The test runs show that Ozone is faster by a small margin on slightly more than 70% of the TPC-DS queries. There are a few outliers that we are actively investigating to find bottlenecks and iron out the kinks with the highest priority.
Ozone is currently released as Tech Preview with CDP-DC and we are in the process of collecting feedback and continuing the evolution of the next-gen Big Data distributed storage system. As mentioned earlier, a Beta release should be coming out very soon, and a GA will follow soon after. The results that we have obtained here and the amount of work that is still ongoing into the stability and performance areas make this goal look like a very realistic target.
- The cluster setup consists of 28 uniform physical nodes coming with 20 core Intel® Xeon® processors, 128GB of RAM, 4x2TB disks and a 10Gb/s network.
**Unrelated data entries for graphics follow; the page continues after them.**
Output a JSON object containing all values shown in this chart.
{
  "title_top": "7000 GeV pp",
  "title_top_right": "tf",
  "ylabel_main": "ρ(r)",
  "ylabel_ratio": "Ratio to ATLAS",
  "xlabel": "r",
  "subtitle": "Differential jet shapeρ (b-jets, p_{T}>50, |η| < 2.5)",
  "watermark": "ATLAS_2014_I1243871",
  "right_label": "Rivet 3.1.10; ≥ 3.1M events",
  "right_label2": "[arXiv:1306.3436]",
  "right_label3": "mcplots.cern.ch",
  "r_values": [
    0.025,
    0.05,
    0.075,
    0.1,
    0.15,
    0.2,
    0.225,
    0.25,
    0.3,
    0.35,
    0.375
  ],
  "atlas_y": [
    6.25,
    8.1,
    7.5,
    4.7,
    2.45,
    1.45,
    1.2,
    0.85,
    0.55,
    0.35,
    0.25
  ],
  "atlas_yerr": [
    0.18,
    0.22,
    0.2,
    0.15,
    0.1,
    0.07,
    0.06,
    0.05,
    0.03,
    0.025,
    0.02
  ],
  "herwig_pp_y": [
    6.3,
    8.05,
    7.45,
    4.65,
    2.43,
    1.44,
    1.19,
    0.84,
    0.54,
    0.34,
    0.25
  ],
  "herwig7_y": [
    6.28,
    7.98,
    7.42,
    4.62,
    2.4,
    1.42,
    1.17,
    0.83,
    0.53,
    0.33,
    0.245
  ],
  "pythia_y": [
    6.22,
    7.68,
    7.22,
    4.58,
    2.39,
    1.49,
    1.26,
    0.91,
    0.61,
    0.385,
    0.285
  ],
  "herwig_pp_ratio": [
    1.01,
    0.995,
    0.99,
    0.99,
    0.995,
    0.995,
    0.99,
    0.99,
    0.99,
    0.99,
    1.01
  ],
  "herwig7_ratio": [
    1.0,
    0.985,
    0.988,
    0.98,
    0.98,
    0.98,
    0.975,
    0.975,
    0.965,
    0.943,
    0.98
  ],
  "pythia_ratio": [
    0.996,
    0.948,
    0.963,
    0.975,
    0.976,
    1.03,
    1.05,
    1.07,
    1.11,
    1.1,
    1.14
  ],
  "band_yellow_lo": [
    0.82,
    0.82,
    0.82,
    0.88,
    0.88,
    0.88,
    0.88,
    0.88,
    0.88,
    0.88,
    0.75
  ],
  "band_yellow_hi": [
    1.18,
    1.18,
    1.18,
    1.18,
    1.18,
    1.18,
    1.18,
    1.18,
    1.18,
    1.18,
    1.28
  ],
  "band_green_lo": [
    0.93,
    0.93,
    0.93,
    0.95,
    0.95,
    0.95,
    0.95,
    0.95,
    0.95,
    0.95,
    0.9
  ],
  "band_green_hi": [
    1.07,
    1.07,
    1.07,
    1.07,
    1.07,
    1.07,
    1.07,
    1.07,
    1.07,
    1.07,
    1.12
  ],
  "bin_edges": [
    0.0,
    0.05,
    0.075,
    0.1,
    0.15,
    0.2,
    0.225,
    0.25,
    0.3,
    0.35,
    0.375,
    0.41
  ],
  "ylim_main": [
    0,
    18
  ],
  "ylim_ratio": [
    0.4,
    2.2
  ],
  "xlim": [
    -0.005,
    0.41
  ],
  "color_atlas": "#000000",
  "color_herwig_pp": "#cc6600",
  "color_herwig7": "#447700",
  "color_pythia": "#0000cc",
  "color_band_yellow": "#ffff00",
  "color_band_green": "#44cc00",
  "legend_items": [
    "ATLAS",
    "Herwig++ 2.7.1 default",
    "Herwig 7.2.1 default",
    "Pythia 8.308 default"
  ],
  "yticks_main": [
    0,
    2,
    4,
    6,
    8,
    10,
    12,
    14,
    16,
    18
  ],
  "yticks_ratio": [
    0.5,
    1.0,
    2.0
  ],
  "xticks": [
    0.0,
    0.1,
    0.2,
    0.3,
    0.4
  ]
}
The nodes running CentOS 7.4, and Cloudera Runtime 7.0.3, which contains Hive 3, Hadoop 3, Tez 0.9, and Ozone built from Apache master branch from early January.
- 4 master nodes, one for Cloudera Manager, Prometheus and Zookeeper, one for YARN, one for Hive, and one for HDFS and Ozone as we use the two at different times.
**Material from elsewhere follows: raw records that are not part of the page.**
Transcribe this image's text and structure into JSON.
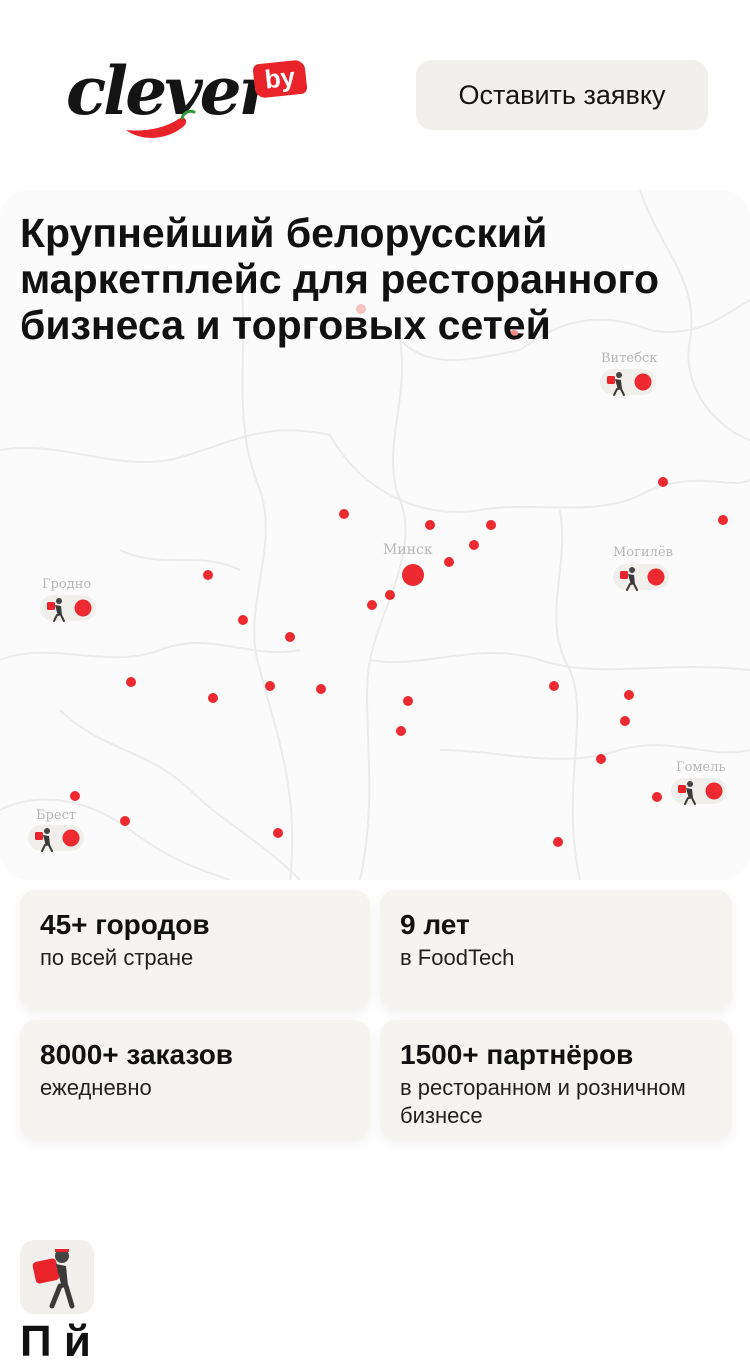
{
  "brand": {
    "logo_text": "clever",
    "logo_badge": "by"
  },
  "header": {
    "cta_label": "Оставить заявку"
  },
  "hero": {
    "title": "Крупнейший белорусский маркетплейс для ресторанного бизнеса и торговых сетей",
    "cities": [
      "Витебск",
      "Минск",
      "Могилёв",
      "Гродно",
      "Брест",
      "Гомель"
    ]
  },
  "stats": [
    {
      "value": "45+ городов",
      "caption": "по всей стране"
    },
    {
      "value": "9 лет",
      "caption": "в FoodTech"
    },
    {
      "value": "8000+ заказов",
      "caption": "ежедневно"
    },
    {
      "value": "1500+ партнёров",
      "caption": "в ресторанном и розничном бизнесе"
    }
  ],
  "next_section": {
    "title_partial": "П   й"
  },
  "colors": {
    "accent": "#e8242a",
    "card_bg": "#f6f4f1",
    "hero_bg": "#fbfbfb"
  }
}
- 12 storage nodes, with 2 dedicated disks for data storage, and 12 compute nodes with 3 disks dedicated to YARN and logs together.
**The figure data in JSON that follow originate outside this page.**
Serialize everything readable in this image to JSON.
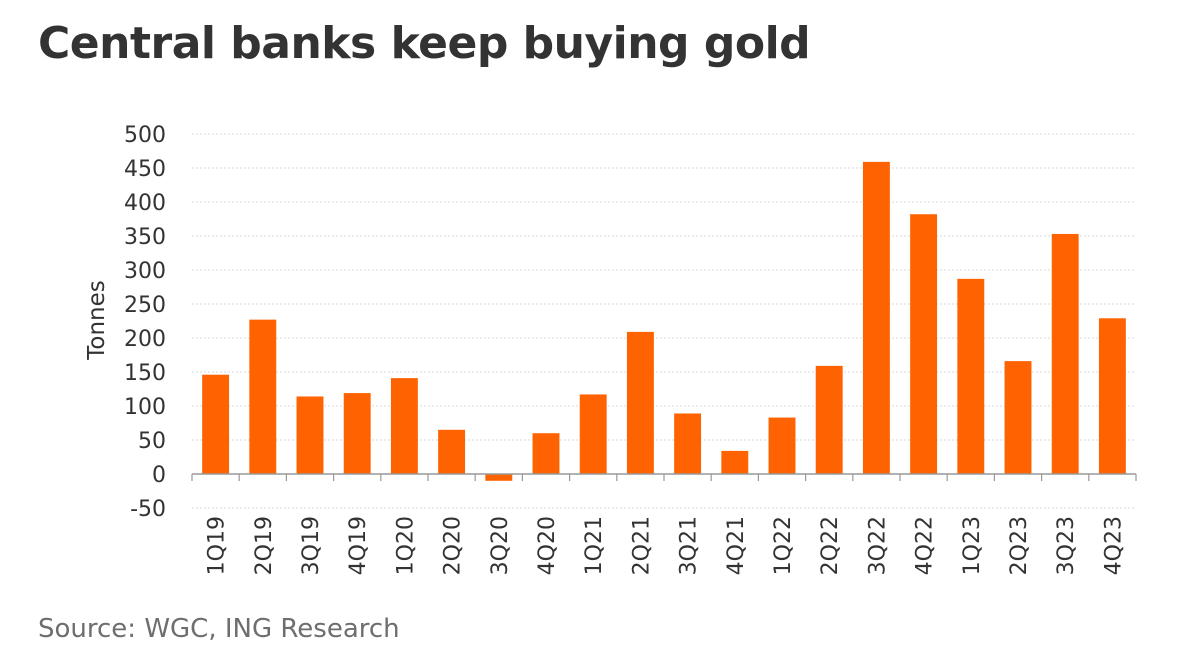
{
  "title": "Central banks keep buying gold",
  "source": "Source: WGC, ING Research",
  "colors": {
    "bar": "#FF6200",
    "grid": "#d9d9d9",
    "text": "#333333"
  },
  "chart_data": {
    "type": "bar",
    "ylabel": "Tonnes",
    "ylim": [
      -50,
      500
    ],
    "yticks": [
      500,
      450,
      400,
      350,
      300,
      250,
      200,
      150,
      100,
      50,
      0,
      -50
    ],
    "grid": true,
    "categories": [
      "1Q19",
      "2Q19",
      "3Q19",
      "4Q19",
      "1Q20",
      "2Q20",
      "3Q20",
      "4Q20",
      "1Q21",
      "2Q21",
      "3Q21",
      "4Q21",
      "1Q22",
      "2Q22",
      "3Q22",
      "4Q22",
      "1Q23",
      "2Q23",
      "3Q23",
      "4Q23"
    ],
    "values": [
      146,
      227,
      114,
      119,
      141,
      65,
      -10,
      60,
      117,
      209,
      89,
      34,
      83,
      159,
      459,
      382,
      287,
      166,
      353,
      229
    ]
  }
}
- SSL/TLS was turned off and simple authentication was used.
- Ozone was configured to use a single volume with a single bucket to mimic the semantics of HDFS
- High availability was not enabled on any of the services.
- The internal network of the cluster is shared with other hosts, and we know that the traffic can be erratic between quite low and spikey. That is partly the reason why we have averaged out the results of ten full test runs on both HDFS and on Ozone before concluding with the final result.
- The result caching in Hive was turned off for all the queries to ensure all data is read from the FileSystem.
The tools we used to do the benchmark are also available and open source if you want to try it out in your environment. All the tools can be found in this repository.
Memory is not balanced.
Not sure what exactly you are trying to point out here.
The tests were conducted with the same settings in YARN, TEZ and HIVE as well. The nodes were separated to 3 groups, management nodes, storage node, and compute nodes. Compute nodes ran only YARN NodeManagers, Storage nodes ran only HDFS DataNodes and Ozone DataNodes, management nodes were running NameNode, Ozone Manager, Storage Container Manager on one node, HiveServer2 and Hive Metastore on an other, YARN ResoruceManager and JobHistory server on a third one, while Cloudera Manager on a fourth one.
Test runs also were separated in time from each other, one test run on one file system at a time, so the systems – we believe – had the same resources available.
I would love to do this in my test environment. But there is nothing in cloudera documentation on how to Configure Hive so that it works with ozone. Nor anything on aby of the stuff that is supposed to be supported
In Cloudera Manager’s Hive configuration page, you can point the Hive Warehouse Directory to a URI. If you do not specify a protocol it points to HDFS by default, but you can specify a location on Ozone using the ofs:// protocol.
An other way of doing this is to point the database or table location to an Ozone path (using ofs:// protocol in the path URI) during table creation, however recent Hive versions restrict the managed tables to be in the Hive Warehouse Directory no matter what, if your version is already containing the restrictions on managed tables, you can still specify location using multi tenancy in hive (metastore.warehouse.tenant.colocation needs to be enabled) and then you can specify the managed table location on a per database basis.
See more about multi tenancy here: https://docs.cloudera.com/runtime/latest/using-hiveql/topics/hive_managed_location.html?
The data in Hive, was it an external or internal table? If internal table, what compression was used zlib or snappy + ORC?